Their stories made us reflect on the contributions of women, and in this case, women of color, in our American history. I did have a bit of sadness that came over me because my daughter asked me why I haven’t taught her about their stories. I simply looked in her eyes and told her that I was not taught about their stories either and that this is why it is important for us to see movies like this− that help bring light to those - hidden figures. After the movie, the girls had many questions about the people, NASA projects, and missions that were referenced in the film. I knew a good place to start with providing them additional resources was through PBS Learning Media.
PBS Learning Media has a lot of content that can help provide educational resources as a follow up for the film. There are many things that could drive conversations about the movie as well. There are pictures of astronaut John Glenn and his first space mission with Mercury 6. This is a major focus of the film. Apparently, Glenn - would not take off without Katherine Johnson confirming the coordinates for the mission. The girls and I also talked about the different roles that everyone played in the movie: from Katherine Johnson calculating the formulas, Dorothy Vaughan running the first IBM machine for NASA, and Mary Jackson helping to build the actual spaceship and becoming the first African-American female engineer for NASA. All their positions played a role in the missions that John Glenn and his fellow astronauts partook in and they helped pave the way for other future space missions. As we talked about everyone’s role, I thought sharing a short clip on Space Careers would be a helpful tool to help them understand the various positions and careers within NASA and a space mission.
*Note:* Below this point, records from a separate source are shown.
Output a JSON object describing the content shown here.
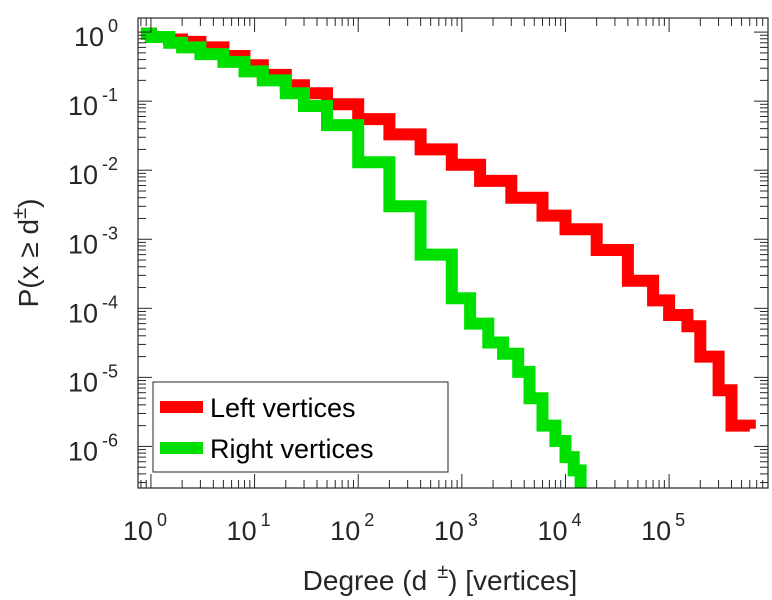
{
  "chart_data": {
    "type": "line",
    "title": "",
    "xlabel": "Degree (d  ±) [vertices]",
    "xlabel_parts": {
      "prefix": "Degree (d",
      "sup": "±",
      "suffix": ") [vertices]"
    },
    "ylabel": "P(x ≥ d±)",
    "ylabel_parts": {
      "prefix": "P(x ",
      "rel": "≥",
      "mid": " d",
      "sup": "±",
      "suffix": ")"
    },
    "x_scale": "log",
    "y_scale": "log",
    "xlim": [
      0.75,
      900000
    ],
    "ylim": [
      2.5e-07,
      1.6
    ],
    "x_ticks": [
      {
        "base": "10",
        "exp": "0",
        "value": 1
      },
      {
        "base": "10",
        "exp": "1",
        "value": 10
      },
      {
        "base": "10",
        "exp": "2",
        "value": 100
      },
      {
        "base": "10",
        "exp": "3",
        "value": 1000
      },
      {
        "base": "10",
        "exp": "4",
        "value": 10000
      },
      {
        "base": "10",
        "exp": "5",
        "value": 100000
      }
    ],
    "y_ticks": [
      {
        "base": "10",
        "exp": "0",
        "value": 1
      },
      {
        "base": "10",
        "exp": "-1",
        "value": 0.1
      },
      {
        "base": "10",
        "exp": "-2",
        "value": 0.01
      },
      {
        "base": "10",
        "exp": "-3",
        "value": 0.001
      },
      {
        "base": "10",
        "exp": "-4",
        "value": 0.0001
      },
      {
        "base": "10",
        "exp": "-5",
        "value": 1e-05
      },
      {
        "base": "10",
        "exp": "-6",
        "value": 1e-06
      }
    ],
    "grid": false,
    "legend_position": "bottom-left",
    "series": [
      {
        "name": "Left vertices",
        "color": "#ff0000",
        "x": [
          0.8,
          1,
          1.5,
          2,
          3,
          5,
          8,
          12,
          20,
          30,
          50,
          100,
          200,
          400,
          800,
          1500,
          3000,
          6000,
          10000,
          20000,
          40000,
          70000,
          100000,
          150000,
          200000,
          300000,
          400000,
          600000
        ],
        "y": [
          0.95,
          0.85,
          0.78,
          0.72,
          0.6,
          0.45,
          0.33,
          0.24,
          0.17,
          0.13,
          0.09,
          0.055,
          0.033,
          0.02,
          0.012,
          0.007,
          0.004,
          0.0022,
          0.0014,
          0.0007,
          0.00025,
          0.00013,
          8e-05,
          5.5e-05,
          2e-05,
          6.5e-06,
          2e-06,
          1.8e-06
        ]
      },
      {
        "name": "Right vertices",
        "color": "#00e000",
        "x": [
          0.8,
          1,
          1.5,
          2,
          3,
          5,
          8,
          12,
          20,
          30,
          50,
          100,
          200,
          400,
          800,
          1200,
          1800,
          2500,
          3500,
          4500,
          6000,
          8000,
          10000,
          12000,
          14000
        ],
        "y": [
          0.95,
          0.85,
          0.7,
          0.6,
          0.48,
          0.37,
          0.27,
          0.2,
          0.13,
          0.085,
          0.045,
          0.013,
          0.003,
          0.0006,
          0.00014,
          6e-05,
          3.2e-05,
          2.2e-05,
          1.2e-05,
          5e-06,
          2e-06,
          1.2e-06,
          7e-07,
          4.5e-07,
          2.5e-07
        ]
      }
    ]
  }
}
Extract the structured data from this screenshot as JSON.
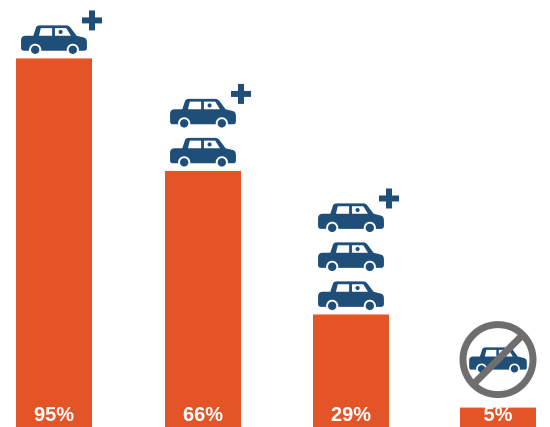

Lastly, it was important to me that I highlighted a few other African-American women and their work with NASA. Many of us have heard of Mae Jemison, the first African-American women in space, but not many of us know about some of the younger generation of women scientists that play a major role in NASA testing and development. To highlight a few of them, I shared the stories of Tracy Drain, flight systems engineer and Dr. Ayana Howard, a NASA roboticist.